Sunday, September 26, 2010
Glenn Gould Redux
September 25, 2010 would have been Glenn Gould's 78th birthday. He died at the age of 50 (on my 17th bithday). How he would have dealt with his advanced age, I have no idea. Very likely not well, I would guess.
But I think he would have loved our era.
Glenn Gould was one of the greatest classical pianists of the 20th century. He erupted into the world music scene in 1955 with his recording of Bach's Goldberg Variations, a set of 32 short variations (with aria)all in the key of G, outlining the path of the G chord to the D chord. I know, on its face it doesn't sound like all that eventful a musical journey. It was seen as marginal Bach.

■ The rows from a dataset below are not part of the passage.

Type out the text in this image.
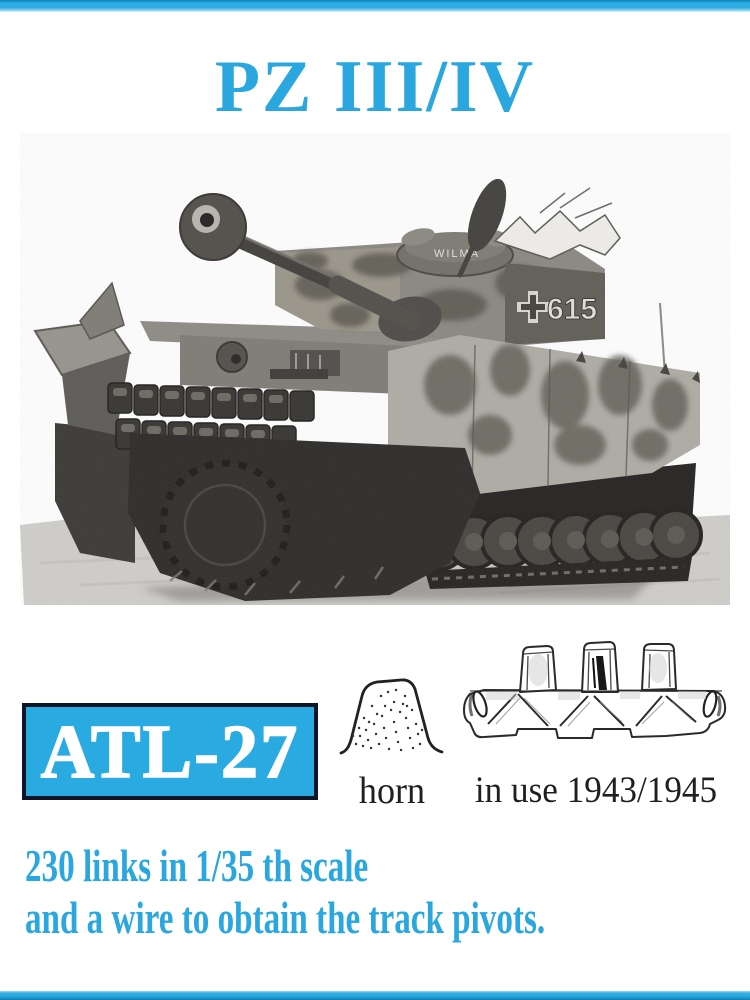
PZ III/IV
ATL-27	horn	in use 1943/1945
230 links in 1/35 th scale
and a wire to obtain the track pivots.
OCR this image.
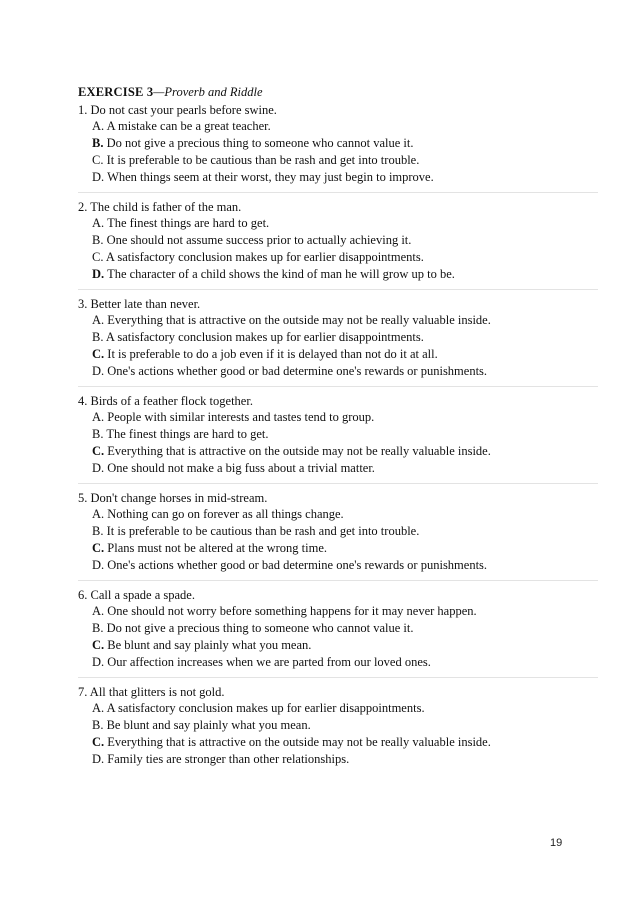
EXERCISE 3—Proverb and Riddle
1. Do not cast your pearls before swine.
A. A mistake can be a great teacher.
B. Do not give a precious thing to someone who cannot value it.
C. It is preferable to be cautious than be rash and get into trouble.
D. When things seem at their worst, they may just begin to improve.
2. The child is father of the man.
A. The finest things are hard to get.
B. One should not assume success prior to actually achieving it.
C. A satisfactory conclusion makes up for earlier disappointments.
D. The character of a child shows the kind of man he will grow up to be.
3. Better late than never.
A. Everything that is attractive on the outside may not be really valuable inside.
B. A satisfactory conclusion makes up for earlier disappointments.
C. It is preferable to do a job even if it is delayed than not do it at all.
D. One's actions whether good or bad determine one's rewards or punishments.
4. Birds of a feather flock together.
A. People with similar interests and tastes tend to group.
B. The finest things are hard to get.
C. Everything that is attractive on the outside may not be really valuable inside.
D. One should not make a big fuss about a trivial matter.
5. Don't change horses in mid-stream.
A. Nothing can go on forever as all things change.
B. It is preferable to be cautious than be rash and get into trouble.
C. Plans must not be altered at the wrong time.
D. One's actions whether good or bad determine one's rewards or punishments.
6. Call a spade a spade.
A. One should not worry before something happens for it may never happen.
B. Do not give a precious thing to someone who cannot value it.
C. Be blunt and say plainly what you mean.
D. Our affection increases when we are parted from our loved ones.
7. All that glitters is not gold.
A. A satisfactory conclusion makes up for earlier disappointments.
B. Be blunt and say plainly what you mean.
C. Everything that is attractive on the outside may not be really valuable inside.
D. Family ties are stronger than other relationships.
19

But this eccentric, erratic Canadian upstart turned it insto a completely transformative musical experience. He played it on the modern piano (not harpsichord). His ability to give every note clarity -- not just the stuff in the forefront, but all of it -- animated Bach's music a way none of his other champions had never been able to accomplish. Not Landowska, Casals, or even Stokowski. Glenn did for Bach's voice what Schnabel did for Beethoven and Rubinstein did for Chopin: he conquered the mechanics and brought the art and mysteries to the fore. It's not just virtuoso hands at this level. It's virtuoso insight as well.
Gould's Goldberg's likely would have assured him an eternal place as a concert star if all he'd done was to toe the line of barqoue keyboard music, but he was posessed of different artistic and philosophical needs. He recorded most of the stuff a big classical pianist is supposed to -- Mozart, Haydn, Beethover et al -- but often turned in performances that served less to illuminate than to provoke. Which is fine, because as many "nice" recordings as there are of a lot of these warhorses, it was nice to have a Glenn Gould breathing new life into them, even if it wasn't the life the composers might have preferred (especially in the case of the Mozart piano sonatas). Glenn Gould was the closest thing to the Sex Pistols the classical world has so far given us, Nigel Kennedy's haircut notwithstanding.
Gould retired from the concert stage in 1964 (his last performance was here in LA at the Wilshire Ebell). He hated touring and was a notorious canceller. He wanted to stay in Toronto and concentrate on recording, producing radio documentaries for CBC, journalism, and whatever else struck his fancy. This decision caused as much controversy as any did of his performances. The idea that a performer's internal artistic alchemy turned him away from live audiences in favor of... Well, he wanted to be able to play something under optimum conditions and also to be free of the distractions of courting the concertgoer's favor. It was Gould's contention that, if a performer was left to his own devices, he would be forced to follow his truest creative conscience, instead of just doing the kinds of moves that grab applause. The resultant recording would then be a truer picture of what the performer imagines that piece of music to be, something much more honest.
I'm not sure he's wrong. Anyone who has attended a modern electric blues ordeal -- as I did the other night, opening for Willie Nelson -- where some showboat wanks away at two high notes while a bunch of beer drinking chowderheads go nuts knows what I mean. The classical world is plagued with the same hateful hateful practices and similarly satisfied chowderheads, and Gould wanted none of it. Gould's harshest assesments of his own performances generally included the phrase "a great deal of piano playing" -- i.e. coarse attention-getting stunts on the instrument rather that honestly making real music in the moment.
Gould's post-concert career saw him alternately as pianist, media critic, broadcaster, historian, and Canadian statesman. He was a dynamic and unique figure, musically and otherwise.
I have, in recent months, thought often about the difference between musicians who play because there's an audience and those who would do music even if there wasn't one. Gould definitely falls into the latter camp (I'd like to hope I do, too).
In 1981, a year before his death, Gould returned to the Goldberg's, bringing his career to full circle, with a reimagining of the aria and variations that made him such a topic of conversation. The later recording is slower and more introspective. Definitely the stuff of a man who has seen the world. But in there are still the fingerprints of the same 23 year old boy who greeted Bach with the save loving, mischevious thrill of discovery that so colored his initial Goldberg's recording.
Glenn Gould is a patron saint to every thinking musician I've ever met. Much has been made of eccentricities, but Itzhak Perlman told me something that sums it up:
"Anyone can be as eccentric as he chooses. You're free to do that. But it's not exactly like we're all free to concieve and play on Mr Gould's level."